Paradela de Abreu – O general Spínola nunca disse o que era o livro. Era um livro. E eu devo dizer-lhe que imaginei tudo, menos que fosse aquele livro, aquela mensagem. Não fazia a menor ideia. Quando regressámos a Lisboa, o general Spínola disse que o seu irmão iria entrar em contacto com a editora. E assim foi. Tive uma reunião formal com o Dr. Francisco Spínola e percebi que ele estaria a fazer uma espécie de concurso entre várias editoras, queria negociar bem os direitos. Penso que estariam contactadas seis ou sete editoras. Eu ofereci-lhe vinte por cento de direitos de autor sobre o preço de capa – o normal no mercado português são oito, dez por cento -, eu ofereci o dobro, e com uma garantia bancária do Totta e Açores. Ganhei imediatamente o concurso. Em Novembro já havia provas tipográficas.
Pergunta – E tudo isso sem conhecer o livro?

PA – Nunca li o livro até ao momento de assinar o contrato e estive sempre convencido que era uma história da guerra da Guiné. Recebi o original, das mãos do Dr. Francisco Spínola, por troca da entrega da garantia bancária. E só depois é que eu o li. Li-o nessa noite. E no dia seguinte, chamei um amigo meu que colaborava comigo na Arcádia, o António Valdemar. Entreguei-lhe o original do livro do general Spínola para ele ler e disse-lhe assim: António Valdemar, este livro é a revolução.
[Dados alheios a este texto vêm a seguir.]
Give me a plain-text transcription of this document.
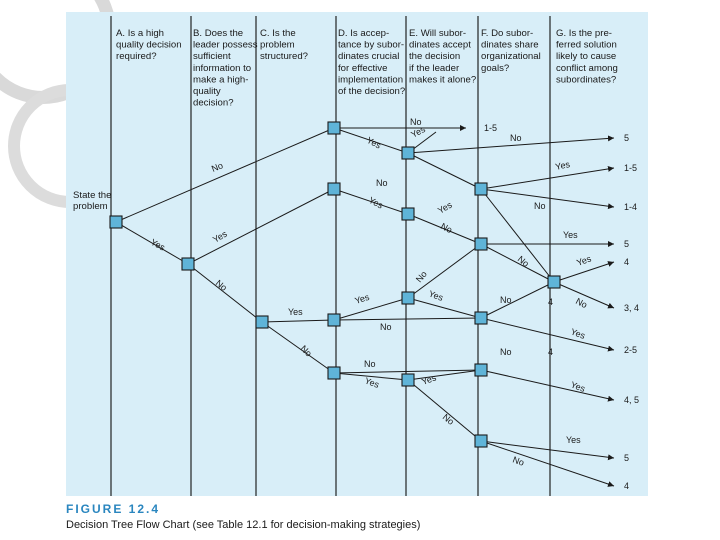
A. Is a high
quality decision
required?
B. Does the
leader possess
sufficient
information to
make a high-
quality
decision?
C. Is the
problem
structured?
D. Is accep-
tance by subor-
dinates crucial
for effective
implementation
of the decision?
E. Will subor-
dinates accept
the decision
if the leader
makes it alone?
F. Do subor-
dinates share
organizational
goals?
G. Is the pre-
ferred solution
likely to cause
conflict among
subordinates?
State the
problem
5
1-5
1-4
5
4
3, 4
2-5
4, 5
5
4
Yes
Yes
No
No
Yes
Yes
No
1-5
No
No
Yes
Yes
No
Yes
No	Yes
No	Yes
No
Yes	Yes	No	4 No
Yes
No	Yes
No	No	4
No
Yes	Yes	Yes
No
Yes
No
FIGURE 12.4
Decision Tree Flow Chart (see Table 12.1 for decision-making strategies)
O livro do general Spínola era a síntese de diversos documentos e relatórios do próprio general e de oficiais do seu Estado-Maior. O primeiro documento era de 1970 e foi a contribuição de Spínola, encomendada por Marcelo Caetano, para a revisão constitucional de 1971: Algumas ideias sobre a estruturação política da Nação. Título que segue de perto o do quinto e último capítulo do Portugal e o Futuro: Uma Hipótese de Estruturação Política da Nação. Outro documento que esteve na base do livro foi um Relatório da Situação datado de 1971 e que corresponde aos três primeiros capítulos do Portugal e o Futuro. Tratava-se de trabalhos colectivos que resultavam da soma de contribuições individuais de oficiais do staff de Spínola, em particular de Jorge Pereira da Costa, chefe da Repartição de Informações do Estado-Maior.
Spínola não escreveu Portugal e o Futuro, podia ler-se na primeira página do Diário de Lisboa de 16 de Janeiro de 1976. O jornal escrevia que, à semelhança de Kennedy e de Nixon, Spínola recorrera a um escritor fantasma e o DL fornecia todos os dados para que os leitores concluíssem que o verdadeiro autor do livro era Jorge Pereira da Costa, que trocara já a carreira militar brilhante por uma fulgurante carreira de gestor. Transcrevendo passagens de um documento na primeira pessoa, o DL dizia que desde 1969 Pereira da Costa escrevia, a pedido do general Spínola, respostas a entrevistas, discursos, relatórios e até mesmo cartas para o primeiro-ministro e o ministro da defesa. Jorge Pereira da Costa não confirma nem desmente. Contactado, escusou-se a prestar qualquer declaração dizendo apenas:

Jorge Pereira da Costa - Esse é um capítulo encerrado da minha vida.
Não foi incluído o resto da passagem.